All these things that we've learned and dealt with over these years have changed us for the better.  Our whole family is no longer enamored with the latest and greatest things.  We have spent so many years being content without that we simply are that- content.  We are content staying at home while our friends hike through the Alaskan wilderness.  We are content sitting around the kitchen table playing a board game together instead of heading out to the movie theater or local gaming complex.  We are so much more content to create delicious meals at home for a fraction of the cost, rather than go out to eat.  I daresay, we are so much more than content.  Is it possible that a family could go through what we've gone through and be... Happy? 

Because we certainly are.  We have no complaints, as we have nothing to complain about!  Every year that my van continues to run with just a few repairs is another great thing to celebrate!  We rejoice over the little things, and we rejoice over the great things!  A few weeks ago I did a sewing alteration, and then took that twenty bucks and went and bought a DVD of a movie we enjoyed seeing.  You would have thought I brought home something truly magnanimous.  It was just a movie, but it gave my kids such joy to know we had it in the house, and we sure enjoyed watching that movie together when the temperatures dropped to twenty below zero yet again.

The thing is, we have not traveled these long roads alone.  We purposed to do it as a family, all four of us.  Everything that we've gone through, the kids have gone through, and I can see how this is only going to benefit them in the future, because they've literally seen the Hand of God on our lives.  They've prayed prayers that have been answered in such amazing ways.  They are grateful for everything we have, and know how much we sacrifice for them.  They know that as parents, we will love them forever unconditionally, and that we could be 110 years old, and if they still need us, we will do everything in our power that we can to help them. 

Because that, my friends, is truly what this journey has been about.  It has been about a Father's love for His children.  Sure, God could have taken away all this toil with just one word, but He didn't, because He saw how much we would benefit from such a difficult journey.  He saw how our faith would grow exponentially, and how our testimony would bolster the faith of those around us.  He saw our children grown to adults, looking back on the lessons they learned as children and being so grateful for the grace of God in their lives. 

For the outsiders looking in, to the Joneses next door, we sure look like we're lacking.  We're living in a tiny little home with little charm that looks really beat up from the outside, but gosh, do I love it here. (I truly wish there was a way to expand our living space, because I would totally consider buying this place from our landlords if there was a way to add on some storage and expand so we could have company and not feel like we're sitting on each other.)  There is a great peace here, and the location is almost as good as twenty acres of tillable earth in the country.   It's a great gift from a Father to his daughter to have a home that is full of peace for the first time in years.  My children are also a great gift, and the fact that God has made a way for us to spend each and every day together is overwhelming to me.  

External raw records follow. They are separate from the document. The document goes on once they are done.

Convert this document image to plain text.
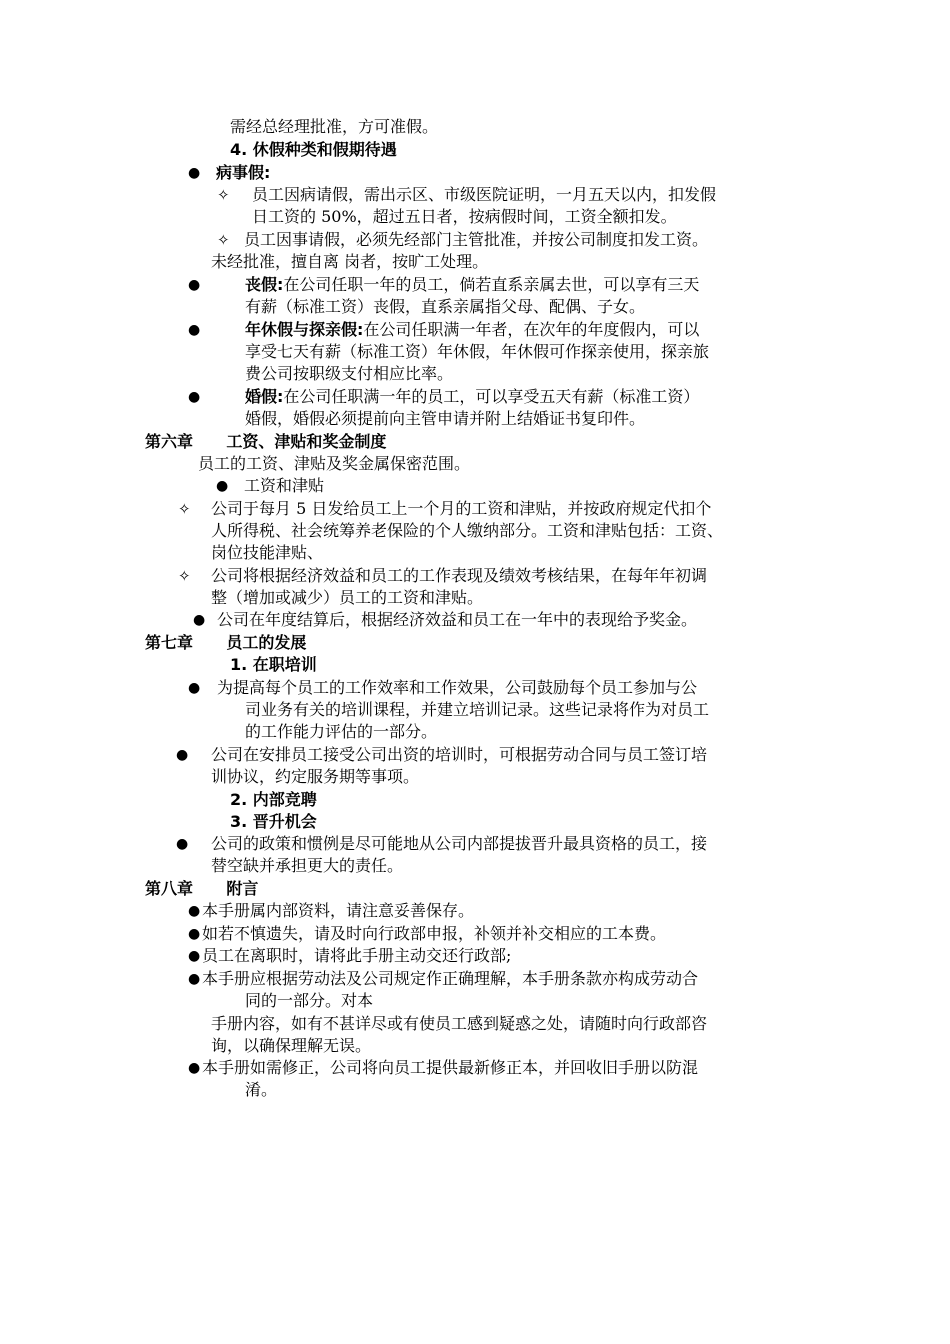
需经总经理批准，方可准假。
4. 休假种类和假期待遇
● 病事假:
✧ 员工因病请假，需出示区、市级医院证明，一月五天以内，扣发假
日工资的 50%，超过五日者，按病假时间，工资全额扣发。
✧ 员工因事请假，必须先经部门主管批准，并按公司制度扣发工资。
未经批准，擅自离 岗者，按旷工处理。
●	丧假:在公司任职一年的员工，倘若直系亲属去世，可以享有三天
有薪（标准工资）丧假，直系亲属指父母、配偶、子女。
●	年休假与探亲假:在公司任职满一年者，在次年的年度假内，可以
享受七天有薪（标准工资）年休假，年休假可作探亲使用，探亲旅
费公司按职级支付相应比率。
●	婚假:在公司任职满一年的员工，可以享受五天有薪（标准工资）
婚假，婚假必须提前向主管申请并附上结婚证书复印件。
第六章      工资、津贴和奖金制度
员工的工资、津贴及奖金属保密范围。
● 工资和津贴
✧ 公司于每月 5 日发给员工上一个月的工资和津贴，并按政府规定代扣个
人所得税、社会统筹养老保险的个人缴纳部分。工资和津贴包括：工资、
岗位技能津贴、
✧ 公司将根据经济效益和员工的工作表现及绩效考核结果，在每年年初调
整（增加或减少）员工的工资和津贴。
● 公司在年度结算后，根据经济效益和员工在一年中的表现给予奖金。
第七章      员工的发展
1. 在职培训
● 为提高每个员工的工作效率和工作效果，公司鼓励每个员工参加与公
司业务有关的培训课程，并建立培训记录。这些记录将作为对员工
的工作能力评估的一部分。
● 公司在安排员工接受公司出资的培训时，可根据劳动合同与员工签订培
训协议，约定服务期等事项。
2. 内部竞聘
3. 晋升机会
● 公司的政策和惯例是尽可能地从公司内部提拔晋升最具资格的员工，接
替空缺并承担更大的责任。
第八章      附言
● 本手册属内部资料，请注意妥善保存。
● 如若不慎遗失，请及时向行政部申报，补领并补交相应的工本费。
● 员工在离职时，请将此手册主动交还行政部;
● 本手册应根据劳动法及公司规定作正确理解，本手册条款亦构成劳动合
同的一部分。对本
手册内容，如有不甚详尽或有使员工感到疑惑之处，请随时向行政部咨
询，以确保理解无误。
● 本手册如需修正，公司将向员工提供最新修正本，并回收旧手册以防混
淆。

A Father gives good gifts to His children, and I am overwhelmed by the daily joy and happiness that this life is for me.  We lack nothing and know that we are cared for in the palm of His Hands every step of the way.  

" If you then, though you are evil, know how to give good gifts to your children, how much more will your Father in heaven give the Holy Spirit to those who ask him!"  Luke 11:13

The Joneses have nothing on us, and I feel great sorrow for them that their eyes are focused on our bank accounts and material possessions.  We are rich in every way that matters.